Le secteur bancaire s'est effondré jeudi sur les places boursières européennes sur fond de méfiance accrue entre établissements, d'inquiétudes sur un possible resserrement du crédit et d'indicateurs économiques en berne.

Pour la première fois depuis février, la Banque centrale européenne (BCE) a fait savoir mercredi qu'elle avait accordé un important prêt en dollars à une banque européenne dont l'identité n'a pas été révélée.

Sans précédent par son ampleur depuis octobre 2010, ce prêt -- 500 millions de dollars sur sept jours -- vient s'ajouter à d'autres signes de fébrilité du secteur bancaire européen qui, en plus, trouve de l'écho aux États-Unis.

Quitte à être faiblement rémunérés, certains établissements préfèrent confier leurs liquidités en dépôt à la BCE plutôt que de les prêter à leurs consoeurs, compliquant leur financement, alors que la crise de la dette pèse sur le secteur.

En ligne de mire figure le scénario noir qui avait pris corps en septembre 2008 avec la faillite de Lehman Brothers aux États-Unis.

Tétanisées et inquiètes de la santé de leurs consoeurs, les banques avaient alors cessé de se prêter de l'argent entre elles, asséchant l'approvisionnement en liquidités et grippant l'activité économique. Ce cercle vicieux avait débouché sur la pire récession mondiale depuis 1945.

«C'est une situation un peu violente, je ne sais pas trop où cela peut aller, j'ai beaucoup de mal à calibrer tout ça. Nous sommes dans un scénario «autoréalisateur». Une grande partie des problèmes viennent peut-être du manque de confiance», a confié un analyste du secteur sous couvert de l'anonymat.

Dans ce contexte encore aggravé par les craintes persistantes sur la croissance, les valeurs bancaires ont dévissé jeudi après avoir déjà connu une première journée noire le 12 août.

À Paris, la Société Générale a encaissé le coup le plus violent.
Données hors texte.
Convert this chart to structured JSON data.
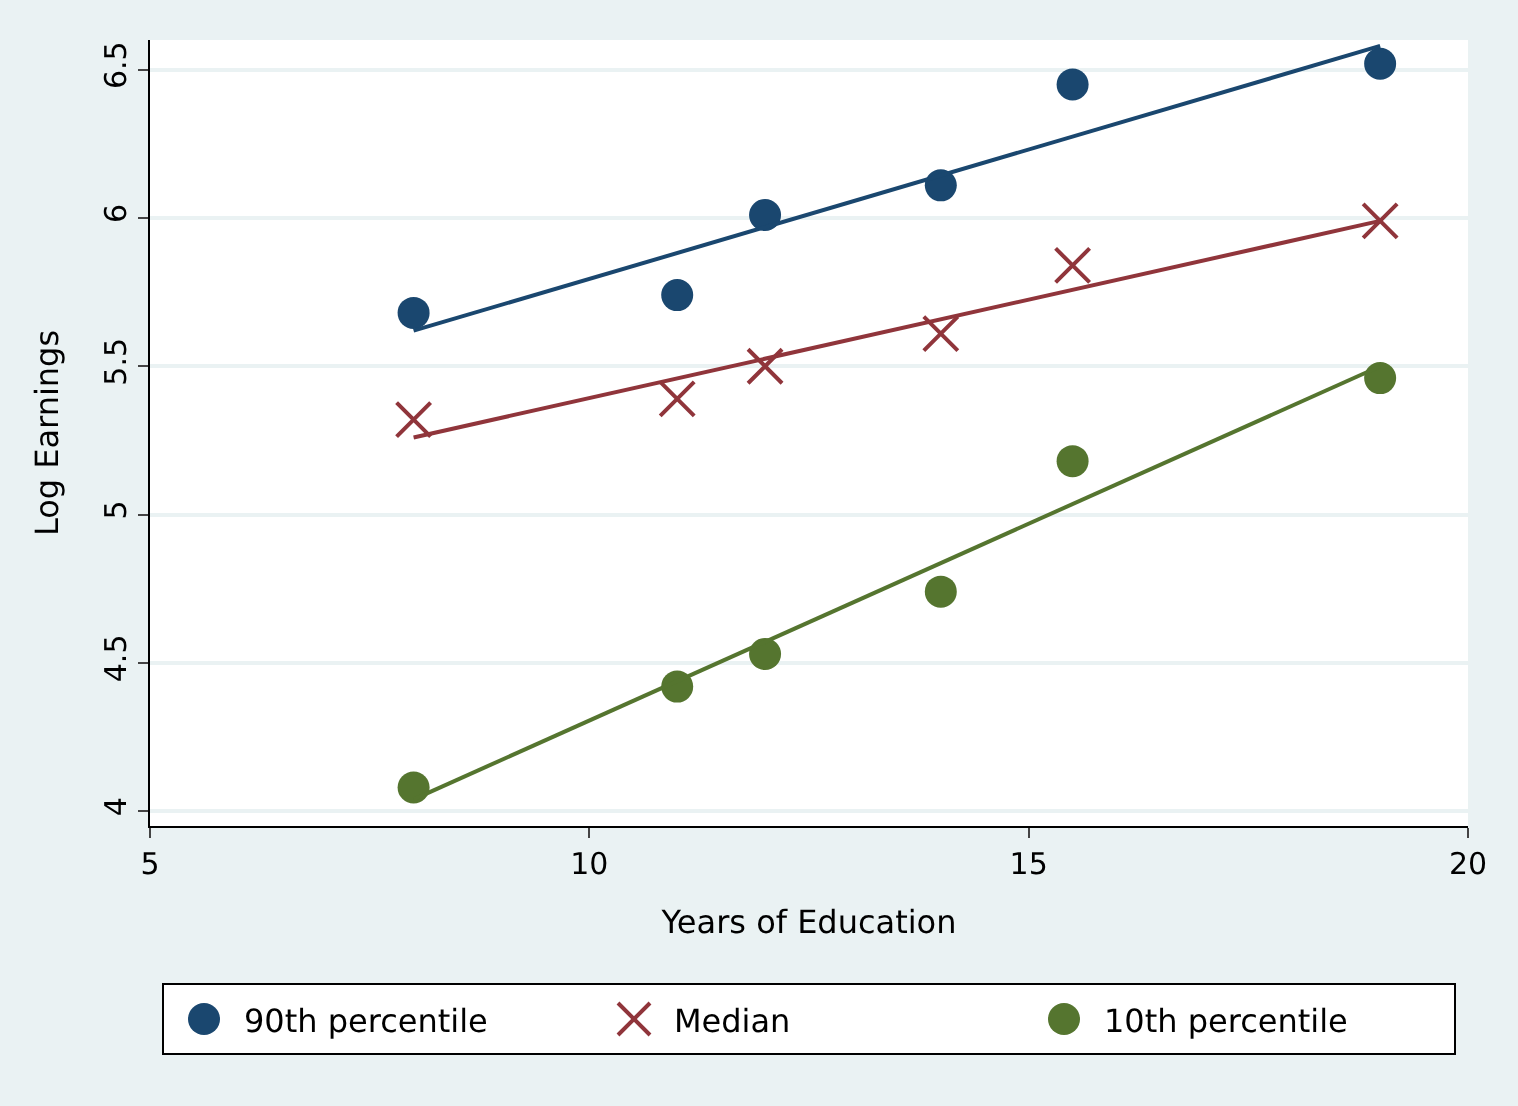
{
  "chart_data": {
    "type": "scatter",
    "xlabel": "Years of Education",
    "ylabel": "Log Earnings",
    "xlim": [
      5,
      20
    ],
    "xticks": [
      5,
      10,
      15,
      20
    ],
    "ylim": [
      3.95,
      6.6
    ],
    "yticks": [
      4,
      4.5,
      5,
      5.5,
      6,
      6.5
    ],
    "grid": "y",
    "legend": "bottom",
    "series": [
      {
        "name": "90th percentile",
        "color": "#1a476f",
        "marker": "circle",
        "x": [
          8,
          11,
          12,
          14,
          15.5,
          19
        ],
        "values": [
          5.68,
          5.74,
          6.01,
          6.11,
          6.45,
          6.52
        ]
      },
      {
        "name": "Median",
        "color": "#90353b",
        "marker": "cross",
        "x": [
          8,
          11,
          12,
          14,
          15.5,
          19
        ],
        "values": [
          5.32,
          5.39,
          5.5,
          5.61,
          5.84,
          5.99
        ]
      },
      {
        "name": "10th percentile",
        "color": "#55752f",
        "marker": "circle",
        "x": [
          8,
          11,
          12,
          14,
          15.5,
          19
        ],
        "values": [
          4.08,
          4.42,
          4.53,
          4.74,
          5.18,
          5.46
        ]
      },
      {
        "type": "line",
        "color": "#1a476f",
        "x": [
          8,
          19
        ],
        "values": [
          5.62,
          6.58
        ]
      },
      {
        "type": "line",
        "color": "#90353b",
        "x": [
          8,
          19
        ],
        "values": [
          5.26,
          5.99
        ]
      },
      {
        "type": "line",
        "color": "#55752f",
        "x": [
          8,
          19
        ],
        "values": [
          4.04,
          5.5
        ]
      }
    ]
  }
}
Précédemment visée par des rumeurs sur sa supposée fragilité -- démenties depuis --, la banque a chuté de 12,34% dans un marché en baisse de 5,48%.

Dans une moindre mesure, la vague de méfiance a également fait vaciller Crédit Agricole (-7,29%), BNP Paribas (-6,76%) et Natixis (-6,04%).

Le titre de la banque franco-belge Dexia a chuté de 13,96%.

Le même vent de panique a soufflé sur les valeurs bancaires britanniques. À Londres, Barclays Bank glissait de plus de 11% tandis que HSBC reculait de près de 6%.

Ce plongeon a été «entraîné par les inquiétudes sur un ralentissement de l'économie mondiale, de mauvais indicateurs économiques (aux États-Unis, NDLR) et une incertitude sur les capacités à éviter un retour dans la récession», a expliqué Atif Latif, de la société de courtage londonienne Guardian Stockbrokers à Londres.

À Francfort, dans une journée marquée par la pire baisse depuis 3 ans (-5,82%), les bancaires ont également payé un lourd tribut. Commerzbank s'effondrait de plus de 10% et Deutsche Bank abandonnait plus de 7%.

À la Bourse de Milan, Intesa Sanpaolo reculait de plus de 9%, suivi de Unicredit qui lâchait 7,41%. À Madrid, Banco Popular dévissait de 4,39%, imitée par Banco Sabadell (-1,15%).

Le climat de méfiance sur le secteur bancaire européen s'est propagé outre-Atlantique.

Selon le Wall Street Journal paru jeudi, la Réserve fédérale américaine (Fed) s'inquièterait de la capacité des filiales des banques européennes aux États-Unis à maintenir un niveau adéquat de liquidités dans l'hypothèse où leurs maisons mères devraient rapatrier brutalement des capitaux.

«Cela remet au premier plan les déclarations très inquiétantes tenues récemment par le président de la BCE Jean-Claude Trichet» qui avait annoncé le 4 août que l'institut de Francfort allait venir en aide aux banques, en mettant à leur disposition des liquidités supplémentaires, a commenté Alexandre Baradez, analyste marchés chez Saxo Banque.